Not OP, but I'm guessing because most of that data is not actionable in real-time. There's zero point to get real-time data to analysts or decision makers if they're not going to use it to make real-time decisions; arguably, it can be even counterproductive, leading to an organizational ADHD, where people fret over minute-to-minute changes, where they should be focusing on daily or monthly running averages.

While they focus on the very-fast-updates thing, I think their technology will apply to batch cases also. In either of streaming or batching I want to do the least possible work, their claim is that they can skip a lot of unnecessary computations automatically.

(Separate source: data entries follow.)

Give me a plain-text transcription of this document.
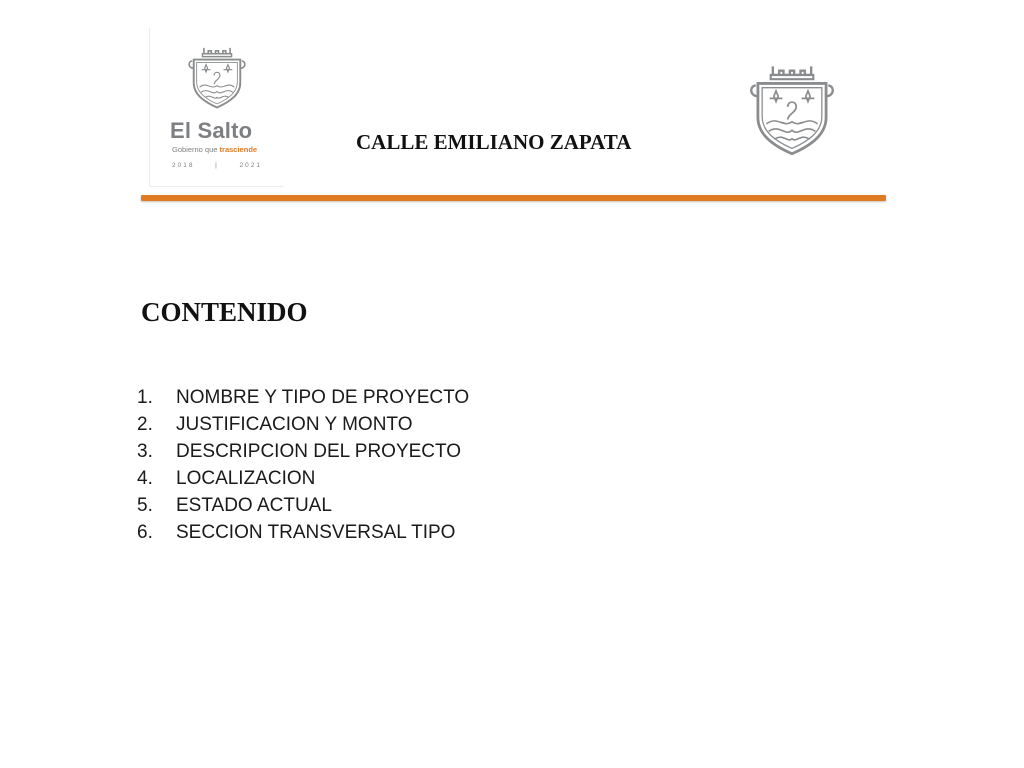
El Salto
Gobierno que trasciende
2018	|	2021
CALLE EMILIANO ZAPATA
CONTENIDO
1.	NOMBRE Y TIPO DE PROYECTO
2.	JUSTIFICACION Y MONTO
3.	DESCRIPCION DEL PROYECTO
4.	LOCALIZACION
5.	ESTADO ACTUAL
6.	SECCION TRANSVERSAL TIPO
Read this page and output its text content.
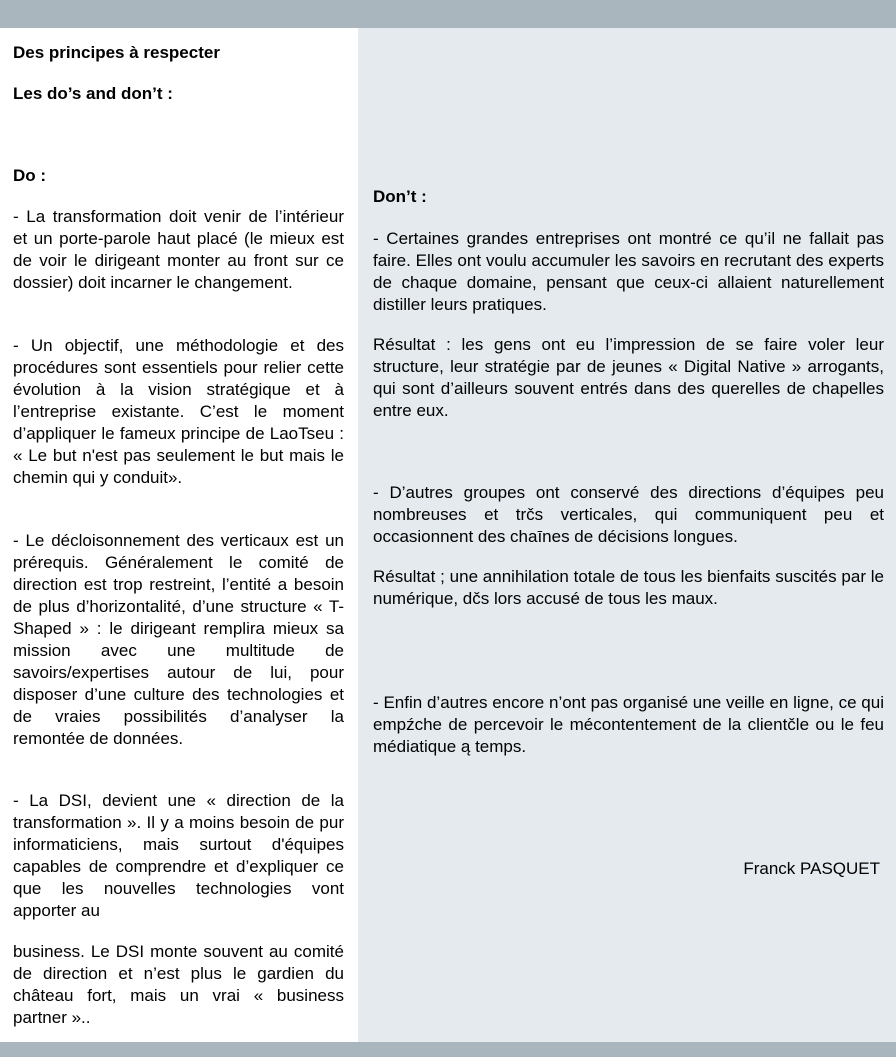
Des principes à respecter

Les do’s and don’t :

Do :

- La transformation doit venir de l’intérieur et un porte-parole haut placé (le mieux est de voir le dirigeant monter au front sur ce dossier) doit incarner le changement.

- Un objectif, une méthodologie et des procédures sont essentiels pour relier cette évolution à la vision stratégique et à l’entreprise existante. C’est le moment d’appliquer le fameux principe de LaoTseu : « Le but n'est pas seulement le but mais le chemin qui y conduit».

- Le décloisonnement des verticaux est un prérequis. Généralement le comité de direction est trop restreint, l’entité a besoin de plus d’horizontalité, d’une structure « T-Shaped » : le dirigeant remplira mieux sa mission avec une multitude de savoirs/expertises autour de lui, pour disposer d’une culture des technologies et de vraies possibilités d’analyser la remontée de données.

- La DSI, devient une « direction de la transformation ». Il y a moins besoin de pur informaticiens, mais surtout d'équipes capables de comprendre et d’expliquer ce que les nouvelles technologies vont apporter au

business. Le DSI monte souvent au comité de direction et n’est plus le gardien du château fort, mais un vrai « business partner »..

Don’t :

- Certaines grandes entreprises ont montré ce qu’il ne fallait pas faire. Elles ont voulu accumuler les savoirs en recrutant des experts de chaque domaine, pensant que ceux-ci allaient naturellement distiller leurs pratiques.

Résultat : les gens ont eu l’impression de se faire voler leur structure, leur stratégie par de jeunes « Digital Native » arrogants, qui sont d’ailleurs souvent entrés dans des querelles de chapelles entre eux.

- D’autres groupes ont conservé des directions d’équipes peu nombreuses et trčs verticales, qui communiquent peu et occasionnent des chaīnes de décisions longues.

Résultat ; une annihilation totale de tous les bienfaits suscités par le numérique, dčs lors accusé de tous les maux.

- Enfin d’autres encore n’ont pas organisé une veille en ligne, ce qui empźche de percevoir le mécontentement de la clientčle ou le feu médiatique ą temps.

Franck PASQUET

That said, I find that batch systems have enormous inertia due to simple don't-touch-it syndrome. A report got developed in 1992 for a manager who retired in 1998 and died in 2009. Each night it churns through 4 billion records in a twelve-way join that costs tens of thousands of dollars of computing time per year.

Who reads this report? Nobody. In fact, the person who asked for it read it two or three times and then stopped. But it's landed reliably in an FTP folder for 28 years and by god nobody is game to find out whether the CEO reads it religiously.